ZENGİNLİK BAĞIRIR, SERVET FISILDAR

Eski bir söz olmasına rağmen günümüz Türkiyesini ne kadar da iyi anlatıyor. Sanki ülkemiz için söylenmiş gibi; “Zenginliğin bağırması”nın bir iç döküş, “servetin fısıldaması”nın ise derin bir iz bırakma çabası olduğunu gösteriyor..

Evet, Türkiye hâlâ genç bir cumhuriyet. Birinci Dünya Savaşı, Kurtuluş Savaşı derken milletin yarası taze. Osmanlı’da zaten servet sahibi olabilmek ayrıcalıktı; kalanlar da cesaretle direndi ama üstüne üstlük “zengin olma” lüksüne sahip değildi. Ardından savaşlar nedeniyle sermaye el değiştirdi, çoğu ecnebi olan zenginlerin büyük bölümü yurt dışına kaçtı. Geriye kalan az sayıdaki aile ise ancak üç-dört kuşaktır, yani en fazla iki kuşak önce itibarı zenginlik denen o sahte sirenle tanıştı.

Denizli’de de durum pek farklı değil. İlk çırpıda aklımıza gelen 6-7 aile vardır. Yemci aile, betoncu aile, mermerci aile, kablocu aile ve 2-3 tane de tekstilci aile… Bu aileler ülkenin ihracat hamlesiyle ortaya çıkan hareketlenme fırsatını kaçırmayan son 50 yılın zenginleri; yani en fazla 3 kuşaktır zenginler. 

Ne yazık ki, çoğu “zenginlik” gibi gözükür—göz kamaştırıcı bir ev, gösterişli arabalar, billboard’ta “biz de varız” dercesine. İşte bağıran o zenginlik! Ama servet, bir fısıltıdır. Sessizdir, derindir, birikmiş yılların, sabrın, hatta izi sürülemez köklerin anlatıcısıdır. Türkiye’de ise işte o fısıldayan serveti çok az sayıda aile başarabiliyor—ve çoğu da hâlâ nasıl yaptıklarının farkında değil; daha doğrusu “bu kadar loud olunmayacağını bilmek” sanıldığından daha zor bir meziyet.

Hâlâ “kitle markası” ile övünenlerin, nakit akışı üzerinden statü sağlayanların ülkesindeyiz. “Bak nerde tatil yaptım, hangi ceketle gezdim, kaç metrekare evim var.” Ama işte bu gürültü çoğu zaman içsel bir boşluğun yankısıdır. Servetçi bir fısıltı ise “hesaplı, akıllı, planlı”dır; fışkırtmadan bilgi ve değer bırakır.
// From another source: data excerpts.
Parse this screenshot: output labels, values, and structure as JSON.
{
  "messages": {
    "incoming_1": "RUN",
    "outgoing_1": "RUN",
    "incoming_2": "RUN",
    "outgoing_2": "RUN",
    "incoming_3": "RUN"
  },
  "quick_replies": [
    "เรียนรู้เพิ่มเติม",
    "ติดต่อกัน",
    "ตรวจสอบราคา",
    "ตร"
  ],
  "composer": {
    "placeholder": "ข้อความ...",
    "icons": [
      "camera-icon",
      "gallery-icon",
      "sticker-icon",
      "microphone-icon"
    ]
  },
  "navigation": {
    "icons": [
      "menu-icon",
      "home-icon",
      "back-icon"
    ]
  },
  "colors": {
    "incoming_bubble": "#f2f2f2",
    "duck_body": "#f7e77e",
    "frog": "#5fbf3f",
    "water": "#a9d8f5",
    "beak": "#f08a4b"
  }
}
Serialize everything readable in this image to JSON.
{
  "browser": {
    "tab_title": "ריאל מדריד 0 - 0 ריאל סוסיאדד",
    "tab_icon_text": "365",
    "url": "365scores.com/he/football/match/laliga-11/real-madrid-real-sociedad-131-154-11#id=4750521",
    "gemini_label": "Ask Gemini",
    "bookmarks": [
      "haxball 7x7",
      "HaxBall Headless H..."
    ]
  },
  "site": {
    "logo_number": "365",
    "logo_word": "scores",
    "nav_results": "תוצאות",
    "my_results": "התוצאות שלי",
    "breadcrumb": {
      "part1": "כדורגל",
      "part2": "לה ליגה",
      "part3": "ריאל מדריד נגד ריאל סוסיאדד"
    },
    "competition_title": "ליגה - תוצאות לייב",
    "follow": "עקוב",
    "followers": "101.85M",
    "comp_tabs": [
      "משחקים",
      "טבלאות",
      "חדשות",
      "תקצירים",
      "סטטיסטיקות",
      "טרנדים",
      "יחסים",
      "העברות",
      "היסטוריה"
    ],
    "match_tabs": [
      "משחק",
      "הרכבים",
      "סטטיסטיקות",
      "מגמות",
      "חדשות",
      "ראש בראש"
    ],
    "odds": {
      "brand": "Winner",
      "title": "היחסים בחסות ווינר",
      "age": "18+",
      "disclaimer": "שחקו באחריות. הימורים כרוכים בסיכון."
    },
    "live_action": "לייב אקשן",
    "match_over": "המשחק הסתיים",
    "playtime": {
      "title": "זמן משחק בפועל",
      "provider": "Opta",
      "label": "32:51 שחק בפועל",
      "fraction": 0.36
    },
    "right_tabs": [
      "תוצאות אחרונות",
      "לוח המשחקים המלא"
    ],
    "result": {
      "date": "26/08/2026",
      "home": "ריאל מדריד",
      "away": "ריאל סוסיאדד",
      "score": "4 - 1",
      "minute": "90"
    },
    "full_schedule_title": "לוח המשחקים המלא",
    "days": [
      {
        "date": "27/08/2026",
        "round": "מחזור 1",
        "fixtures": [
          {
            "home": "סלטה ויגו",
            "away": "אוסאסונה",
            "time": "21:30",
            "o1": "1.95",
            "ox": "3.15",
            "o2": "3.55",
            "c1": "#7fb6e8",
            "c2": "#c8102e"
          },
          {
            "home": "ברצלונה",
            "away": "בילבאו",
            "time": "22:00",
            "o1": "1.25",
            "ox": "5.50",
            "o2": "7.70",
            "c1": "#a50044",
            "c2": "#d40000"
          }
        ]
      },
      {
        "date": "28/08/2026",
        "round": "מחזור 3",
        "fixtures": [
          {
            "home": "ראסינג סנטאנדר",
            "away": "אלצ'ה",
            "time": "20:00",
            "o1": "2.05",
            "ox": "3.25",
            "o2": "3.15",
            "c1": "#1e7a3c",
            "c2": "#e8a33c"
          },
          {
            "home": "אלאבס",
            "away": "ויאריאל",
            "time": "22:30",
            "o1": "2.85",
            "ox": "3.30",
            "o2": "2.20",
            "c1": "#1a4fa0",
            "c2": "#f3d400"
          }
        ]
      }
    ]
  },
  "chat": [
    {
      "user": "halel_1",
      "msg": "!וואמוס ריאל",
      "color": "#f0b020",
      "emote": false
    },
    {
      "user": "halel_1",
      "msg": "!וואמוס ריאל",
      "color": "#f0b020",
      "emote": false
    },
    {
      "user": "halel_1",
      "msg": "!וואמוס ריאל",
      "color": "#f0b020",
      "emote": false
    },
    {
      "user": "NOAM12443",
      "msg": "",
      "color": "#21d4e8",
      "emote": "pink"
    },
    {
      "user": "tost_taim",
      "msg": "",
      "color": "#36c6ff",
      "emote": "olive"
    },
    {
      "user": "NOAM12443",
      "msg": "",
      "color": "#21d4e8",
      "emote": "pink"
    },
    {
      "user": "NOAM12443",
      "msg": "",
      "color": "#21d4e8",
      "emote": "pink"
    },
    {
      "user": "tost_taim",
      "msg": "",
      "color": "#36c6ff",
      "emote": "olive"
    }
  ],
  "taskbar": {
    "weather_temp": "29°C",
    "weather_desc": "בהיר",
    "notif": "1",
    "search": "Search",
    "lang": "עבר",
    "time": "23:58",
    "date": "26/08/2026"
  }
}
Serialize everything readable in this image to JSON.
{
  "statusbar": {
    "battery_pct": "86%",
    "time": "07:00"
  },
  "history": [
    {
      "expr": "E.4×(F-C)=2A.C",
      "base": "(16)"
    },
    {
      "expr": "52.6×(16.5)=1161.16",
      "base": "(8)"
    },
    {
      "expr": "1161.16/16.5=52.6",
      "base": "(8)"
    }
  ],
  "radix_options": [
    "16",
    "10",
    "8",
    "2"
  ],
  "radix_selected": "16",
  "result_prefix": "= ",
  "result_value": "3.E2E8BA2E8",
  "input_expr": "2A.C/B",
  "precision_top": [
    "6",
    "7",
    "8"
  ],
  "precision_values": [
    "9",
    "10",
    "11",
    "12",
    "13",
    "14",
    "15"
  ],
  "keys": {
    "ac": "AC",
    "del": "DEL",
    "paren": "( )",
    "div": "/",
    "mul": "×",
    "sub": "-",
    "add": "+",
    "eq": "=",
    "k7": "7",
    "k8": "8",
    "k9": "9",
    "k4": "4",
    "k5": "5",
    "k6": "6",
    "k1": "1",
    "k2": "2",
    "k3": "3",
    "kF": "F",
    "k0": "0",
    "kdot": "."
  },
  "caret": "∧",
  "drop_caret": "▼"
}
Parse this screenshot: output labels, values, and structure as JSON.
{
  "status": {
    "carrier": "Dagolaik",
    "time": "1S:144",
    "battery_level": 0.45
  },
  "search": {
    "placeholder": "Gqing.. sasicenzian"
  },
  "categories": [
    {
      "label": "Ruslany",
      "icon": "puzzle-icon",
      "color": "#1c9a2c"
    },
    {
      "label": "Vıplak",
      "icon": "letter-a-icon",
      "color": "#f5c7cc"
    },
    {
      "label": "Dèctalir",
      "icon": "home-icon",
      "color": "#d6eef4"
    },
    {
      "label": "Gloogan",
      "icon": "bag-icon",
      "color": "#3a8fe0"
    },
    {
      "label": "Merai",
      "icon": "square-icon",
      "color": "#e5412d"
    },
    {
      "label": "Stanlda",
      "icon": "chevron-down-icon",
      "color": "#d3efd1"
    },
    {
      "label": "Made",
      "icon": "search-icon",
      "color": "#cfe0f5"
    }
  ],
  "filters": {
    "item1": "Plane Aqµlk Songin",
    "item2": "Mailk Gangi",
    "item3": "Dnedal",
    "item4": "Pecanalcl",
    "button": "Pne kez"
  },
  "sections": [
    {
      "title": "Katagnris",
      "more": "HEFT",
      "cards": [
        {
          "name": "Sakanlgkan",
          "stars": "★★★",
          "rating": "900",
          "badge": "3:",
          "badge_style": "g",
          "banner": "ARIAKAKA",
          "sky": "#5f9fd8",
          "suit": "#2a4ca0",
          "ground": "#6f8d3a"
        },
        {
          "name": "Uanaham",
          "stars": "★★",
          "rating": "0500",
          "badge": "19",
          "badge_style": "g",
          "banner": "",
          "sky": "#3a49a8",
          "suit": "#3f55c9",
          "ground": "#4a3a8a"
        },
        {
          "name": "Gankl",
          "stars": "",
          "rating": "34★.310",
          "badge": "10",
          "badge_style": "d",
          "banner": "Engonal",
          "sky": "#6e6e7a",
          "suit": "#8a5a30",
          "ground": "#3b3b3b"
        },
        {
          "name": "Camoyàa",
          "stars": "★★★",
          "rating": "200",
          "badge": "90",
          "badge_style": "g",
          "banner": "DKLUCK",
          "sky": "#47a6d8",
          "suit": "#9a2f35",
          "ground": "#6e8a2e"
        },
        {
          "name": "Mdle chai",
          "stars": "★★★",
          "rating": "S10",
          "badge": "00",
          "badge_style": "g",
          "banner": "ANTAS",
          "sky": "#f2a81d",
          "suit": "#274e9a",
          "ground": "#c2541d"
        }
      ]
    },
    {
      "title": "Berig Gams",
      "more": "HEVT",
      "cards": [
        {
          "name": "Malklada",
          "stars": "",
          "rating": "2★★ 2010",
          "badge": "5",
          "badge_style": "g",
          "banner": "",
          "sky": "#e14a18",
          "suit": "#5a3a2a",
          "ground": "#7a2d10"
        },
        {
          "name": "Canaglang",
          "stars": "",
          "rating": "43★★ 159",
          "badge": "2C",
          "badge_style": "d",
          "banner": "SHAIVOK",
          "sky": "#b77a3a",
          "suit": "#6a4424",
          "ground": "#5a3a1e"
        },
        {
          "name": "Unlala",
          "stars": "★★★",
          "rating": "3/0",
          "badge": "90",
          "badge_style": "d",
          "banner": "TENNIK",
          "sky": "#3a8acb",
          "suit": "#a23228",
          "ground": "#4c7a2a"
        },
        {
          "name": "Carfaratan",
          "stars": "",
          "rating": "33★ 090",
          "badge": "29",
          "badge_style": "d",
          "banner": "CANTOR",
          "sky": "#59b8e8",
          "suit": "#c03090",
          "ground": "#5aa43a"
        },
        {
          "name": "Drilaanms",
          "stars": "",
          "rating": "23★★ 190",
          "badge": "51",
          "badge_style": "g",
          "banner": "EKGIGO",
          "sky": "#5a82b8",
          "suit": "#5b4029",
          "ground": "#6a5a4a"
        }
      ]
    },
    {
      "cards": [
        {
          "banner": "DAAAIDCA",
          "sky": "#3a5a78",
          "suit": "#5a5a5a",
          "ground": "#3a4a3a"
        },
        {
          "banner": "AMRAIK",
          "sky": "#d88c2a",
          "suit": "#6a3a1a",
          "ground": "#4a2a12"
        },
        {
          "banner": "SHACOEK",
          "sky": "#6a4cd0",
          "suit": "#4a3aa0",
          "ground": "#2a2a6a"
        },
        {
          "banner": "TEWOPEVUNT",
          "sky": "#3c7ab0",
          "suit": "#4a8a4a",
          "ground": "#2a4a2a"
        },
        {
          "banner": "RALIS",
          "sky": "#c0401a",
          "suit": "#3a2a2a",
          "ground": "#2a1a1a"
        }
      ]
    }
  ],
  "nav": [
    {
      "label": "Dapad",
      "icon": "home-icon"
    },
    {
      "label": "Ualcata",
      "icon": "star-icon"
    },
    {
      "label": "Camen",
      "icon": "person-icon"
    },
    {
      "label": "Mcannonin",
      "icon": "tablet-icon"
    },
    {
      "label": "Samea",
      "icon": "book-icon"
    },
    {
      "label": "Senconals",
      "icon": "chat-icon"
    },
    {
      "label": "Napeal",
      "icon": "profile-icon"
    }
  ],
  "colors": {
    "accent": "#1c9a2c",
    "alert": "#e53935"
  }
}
Türkiye’de bu fısıltıyı duyan çok az kişi kaldı—çünkü sessizlik, genele karşı bir direnç, bir ağırbaşlılık ister.

Belki de şu an en büyük lüks, gösterişten kaçabilmektir. Çünkü “bağıran zenginlik” bizi geçmişe, savaşlara, borçlanmalara, göçlere ve o yüzden “az önce edinilmiş bir statü”nün güldürü üzerine gülümsetir. Oysa “servet gibi fısıldamak” cesaret ister. Çok kuşaktır biriktirmek, derinlere kök salmak, anlatacak hikâyesi olan bir miras olmak… İşte gerçek servet bu.

Becerdiysen, sen de sus. Arkanı dön; kazandığın değil, biriktirdiğin, gösteriş değil, iz bırakanla konuş. Çünkü Türkiye hâlâ “yeni zengin” olabiliyor ama gerçek serveti, fısıldayarak muazzam bir mirasa çevirebilenler parmakla sayılabilecek kadar az.